There are several forging processes available, including impression or closed-die, cold forming, open-die, and seamless rolled rings. This column will detail specifically the benefits of open-die and seamless rolled ring forgings.
Forging is the process of forming and shaping metals through the use of localized compressive forces. Open-die and seamless rolled ring forgings are worked above their recrystallization temperature and are gradually shaped into the desired configuration through the skillful hammering, pressing, or rolling of the workpiece.
Since both ferrous and nonferrous metals can be forged and raw material mills allow for the development of custom-melt materials, the options for grades as well as physical and mechanical properties are endless. To give an idea of options available, the following list shows the wide spectrum of materials options that can be forged:
•Carbon and alloy steel
•Tool steel
•Stainless steel
•Copper alloys
•Aluminum alloys
•Nickel alloys
•Titanium alloys
•Magnesium alloys
•Beryllium alloys
•Zirconium alloys
•Refractory alloys
•Custom grades
While the material options are impressive, the unique advantages of open-die and rolled ring forging methods is really what sets this type of metalworking process apart from others. The open-die and rolled ring forging process takes the unique advantage of elevated-temperature plasticity of metals to deliver significant economic, manufacturing, and part quality advantages when compared to alternative metalworking processes. The biggest three integrity advantages of the open-die and rolled ring forging methods are directional strength, structural strength, and fracture resistance.
By mechanically deforming the metal above their recrystallization temperature and under specifically controlled conditions, the forging process produces predictable and desirable grain flow characteristics and grain refinement, which results in improved mechanical properties and metallurgical soundness. These qualities translate into superior metallurgical and mechanical capabilities by delivering increased directional strength in the final part as required.

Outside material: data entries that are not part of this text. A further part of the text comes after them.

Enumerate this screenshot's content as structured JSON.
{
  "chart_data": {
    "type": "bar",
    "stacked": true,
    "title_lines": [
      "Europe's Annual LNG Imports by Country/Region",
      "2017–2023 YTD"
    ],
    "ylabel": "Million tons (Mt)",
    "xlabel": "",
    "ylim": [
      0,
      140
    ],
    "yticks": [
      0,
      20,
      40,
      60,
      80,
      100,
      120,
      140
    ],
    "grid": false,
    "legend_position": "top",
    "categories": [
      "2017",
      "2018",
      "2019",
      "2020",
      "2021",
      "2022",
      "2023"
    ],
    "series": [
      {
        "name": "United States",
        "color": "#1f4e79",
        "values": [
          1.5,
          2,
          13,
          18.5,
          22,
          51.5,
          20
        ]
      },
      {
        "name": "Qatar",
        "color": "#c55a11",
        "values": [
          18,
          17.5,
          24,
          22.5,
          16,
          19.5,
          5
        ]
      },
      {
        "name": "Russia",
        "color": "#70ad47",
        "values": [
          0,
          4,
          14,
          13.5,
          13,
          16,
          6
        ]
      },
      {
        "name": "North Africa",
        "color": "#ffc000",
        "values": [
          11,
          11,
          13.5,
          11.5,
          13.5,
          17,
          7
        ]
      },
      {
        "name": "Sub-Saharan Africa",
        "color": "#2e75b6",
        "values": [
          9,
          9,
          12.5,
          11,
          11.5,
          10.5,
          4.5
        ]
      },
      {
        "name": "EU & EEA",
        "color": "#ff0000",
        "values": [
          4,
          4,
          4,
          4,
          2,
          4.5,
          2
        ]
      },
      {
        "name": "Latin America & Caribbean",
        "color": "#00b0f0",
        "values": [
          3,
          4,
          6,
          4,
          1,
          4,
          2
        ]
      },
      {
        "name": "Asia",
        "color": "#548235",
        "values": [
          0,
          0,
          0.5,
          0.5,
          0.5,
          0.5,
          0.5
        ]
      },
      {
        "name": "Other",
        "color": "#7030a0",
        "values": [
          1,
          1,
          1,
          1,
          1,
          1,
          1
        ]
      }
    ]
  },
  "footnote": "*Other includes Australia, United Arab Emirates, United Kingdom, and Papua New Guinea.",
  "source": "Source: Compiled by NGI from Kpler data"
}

Forging provides structural integrity that is unmatched by other metalworking processes. By consolidating the ingot center, forging eliminates internal voids and porosity. The process also breaks up and eliminates the dendritic structure that is inherent in the original cast ingot. Predictable structural integrity reduces the need for part inspection requirements, simplifies heat treating and machining, and ensures optimum part performance under field service conditions.
Parts can also be forged to meet many challenging fracture test requirements. Fracture testing includes the common Charpy impact test and also fracture toughness, drop-weight, and dynamic tear tests. Targeted orientation of grain flow assures maximum fracture and fatigue resistance in critical locations. The high-strength properties of the forging process can be used to reduce sectional thickness and overall weight without compromising final part integrity.
*References used: Forging Industry Association trade publications.